Deelt u de vrees dat de uiterwaarden van alle grote rivieren en binnenwateren lijden onder te hoge dioxineconcentraties vanwege hun voormalige functie als afvoerput voor industrieel afval?
Voor een uitgebreide toelichting hierop verwijs ik naar de beantwoording van vragen van de leden Kröger en Dik-Faber (Aanhangsel Handelingen, vergaderjaar 2020–2021, nr. 2869) over dit onderwerp.
Welke gezondheidsrisico’s kunnen te hoge blootstellingen aan dioxines hebben voor mensen en dieren?

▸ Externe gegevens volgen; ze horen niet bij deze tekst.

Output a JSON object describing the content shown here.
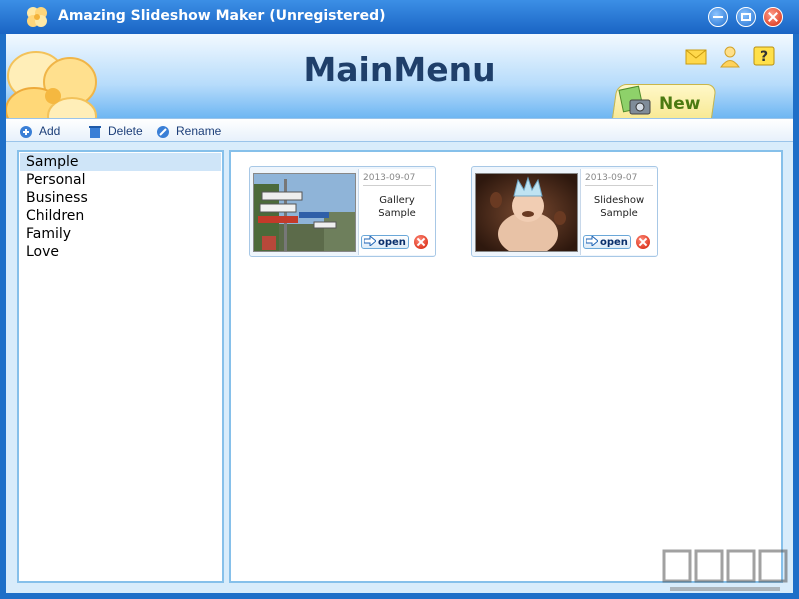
{
  "window": {
    "title": "Amazing Slideshow Maker (Unregistered)"
  },
  "header": {
    "title": "MainMenu",
    "new_label": "New"
  },
  "toolbar": {
    "add_label": "Add",
    "delete_label": "Delete",
    "rename_label": "Rename"
  },
  "sidebar": {
    "categories": [
      "Sample",
      "Personal",
      "Business",
      "Children",
      "Family",
      "Love"
    ],
    "selected": "Sample"
  },
  "projects": [
    {
      "date": "2013-09-07",
      "name": "Gallery\nSample",
      "open_label": "open",
      "thumbnail": "street-signs-photo"
    },
    {
      "date": "2013-09-07",
      "name": "Slideshow\nSample",
      "open_label": "open",
      "thumbnail": "baby-photo"
    }
  ],
  "colors": {
    "titlebar": "#1a64c4",
    "header_title": "#1f3f6a",
    "selection": "#cfe5f8",
    "border": "#86c0ea"
  }
}
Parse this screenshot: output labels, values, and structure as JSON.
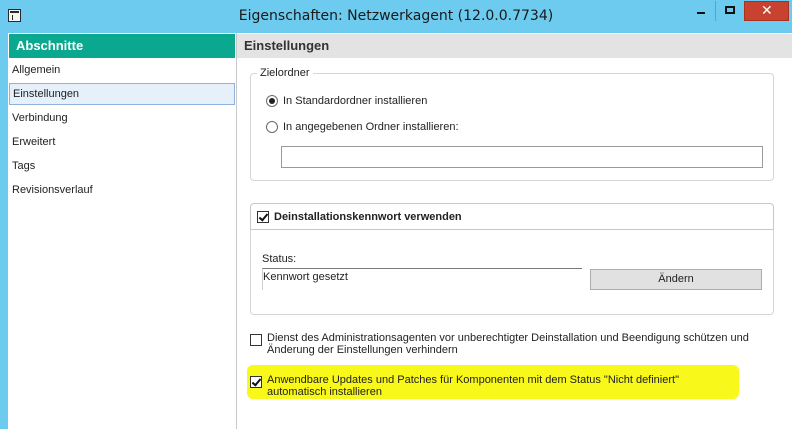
{
  "window": {
    "title": "Eigenschaften: Netzwerkagent (12.0.0.7734)",
    "controls": {
      "minimize": "minimize-icon",
      "maximize": "maximize-icon",
      "close": "✕"
    }
  },
  "sidebar": {
    "header": "Abschnitte",
    "items": [
      {
        "label": "Allgemein"
      },
      {
        "label": "Einstellungen",
        "selected": true
      },
      {
        "label": "Verbindung"
      },
      {
        "label": "Erweitert"
      },
      {
        "label": "Tags"
      },
      {
        "label": "Revisionsverlauf"
      }
    ]
  },
  "main": {
    "header": "Einstellungen",
    "folder_group": {
      "legend": "Zielordner",
      "radio_default": {
        "label": "In Standardordner installieren",
        "checked": true
      },
      "radio_custom": {
        "label": "In angegebenen Ordner installieren:",
        "checked": false
      },
      "path_value": ""
    },
    "password": {
      "checkbox_label": "Deinstallationskennwort verwenden",
      "checked": true,
      "status_label": "Status:",
      "status_value": "Kennwort gesetzt",
      "change_button": "Ändern"
    },
    "protect": {
      "label": "Dienst des Administrationsagenten vor unberechtigter Deinstallation und Beendigung schützen und Änderung der Einstellungen verhindern",
      "checked": false
    },
    "updates": {
      "label": "Anwendbare Updates und Patches für Komponenten mit dem Status \"Nicht definiert\" automatisch installieren",
      "checked": true,
      "highlight_color": "#f8f81a"
    }
  },
  "colors": {
    "titlebar": "#6ccbee",
    "sidebar_header": "#0aa98f",
    "close_button": "#c7432f",
    "selected_item": "#e6f0fa"
  }
}
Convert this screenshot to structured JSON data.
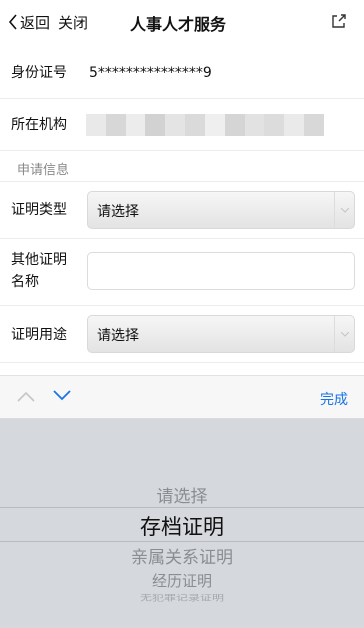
{
  "nav": {
    "back_label": "返回",
    "close_label": "关闭",
    "title": "人事人才服务"
  },
  "form": {
    "id_number": {
      "label": "身份证号",
      "value": "5***************9"
    },
    "institution": {
      "label": "所在机构"
    },
    "section_title": "申请信息",
    "cert_type": {
      "label": "证明类型",
      "value": "请选择"
    },
    "other_cert": {
      "label_line1": "其他证明",
      "label_line2": "名称",
      "value": ""
    },
    "cert_purpose": {
      "label": "证明用途",
      "value": "请选择"
    }
  },
  "accessory": {
    "done_label": "完成"
  },
  "picker": {
    "options": [
      "请选择",
      "存档证明",
      "亲属关系证明",
      "经历证明",
      "无犯罪记录证明"
    ],
    "selected_index": 1
  },
  "colors": {
    "accent": "#1a73e8",
    "picker_bg": "#d5d8dc",
    "accessory_bg": "#f7f7f7"
  }
}
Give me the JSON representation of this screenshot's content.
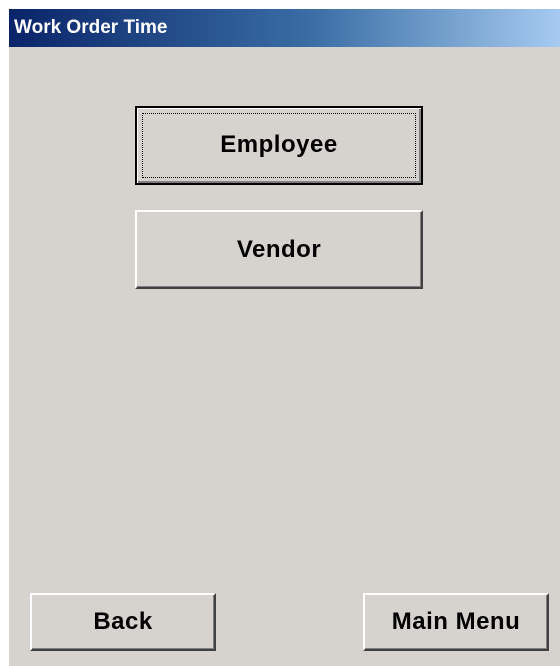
{
  "window": {
    "title": "Work Order Time"
  },
  "buttons": {
    "employee": "Employee",
    "vendor": "Vendor",
    "back": "Back",
    "main_menu": "Main Menu"
  },
  "colors": {
    "window_background": "#d6d3ce",
    "titlebar_start": "#0a246a",
    "titlebar_end": "#a6caf0",
    "title_text": "#ffffff"
  }
}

Bij langdurige en te hoge blootstelling aan dioxinen, kunnen nadelige gezondheidseffecten bij mensen optreden. Risico’s voor de vruchtbaarheid zijn bij die te hoge langdurige blootstelling inderdaad reëel, voor kanker is minder duidelijk wanneer een risico optreedt. Er is nu eerst onderzoek geïnitieerd om meer inzicht te krijgen in de mate van aanwezigheid van dioxinen (en een aantal andere relevante stoffen) in vlees afkomstig van dieren die in de uiterwaarden langs de grote rivieren hebben gegraasd. Voor gezondheidsrisico’s bij dieren zie het antwoord op vraag 4.
Bent u bereid om de resultaten van het door de Nederlandse Voedsel- en Warenautoriteit (NVWA) gestarte onderzoek zo spoedig mogelijk met de Kamer, de verantwoordelijke terreinbeheerders en de provincies te delen?
Ja, het definitieve rapport zal gedeeld worden met de Kamer.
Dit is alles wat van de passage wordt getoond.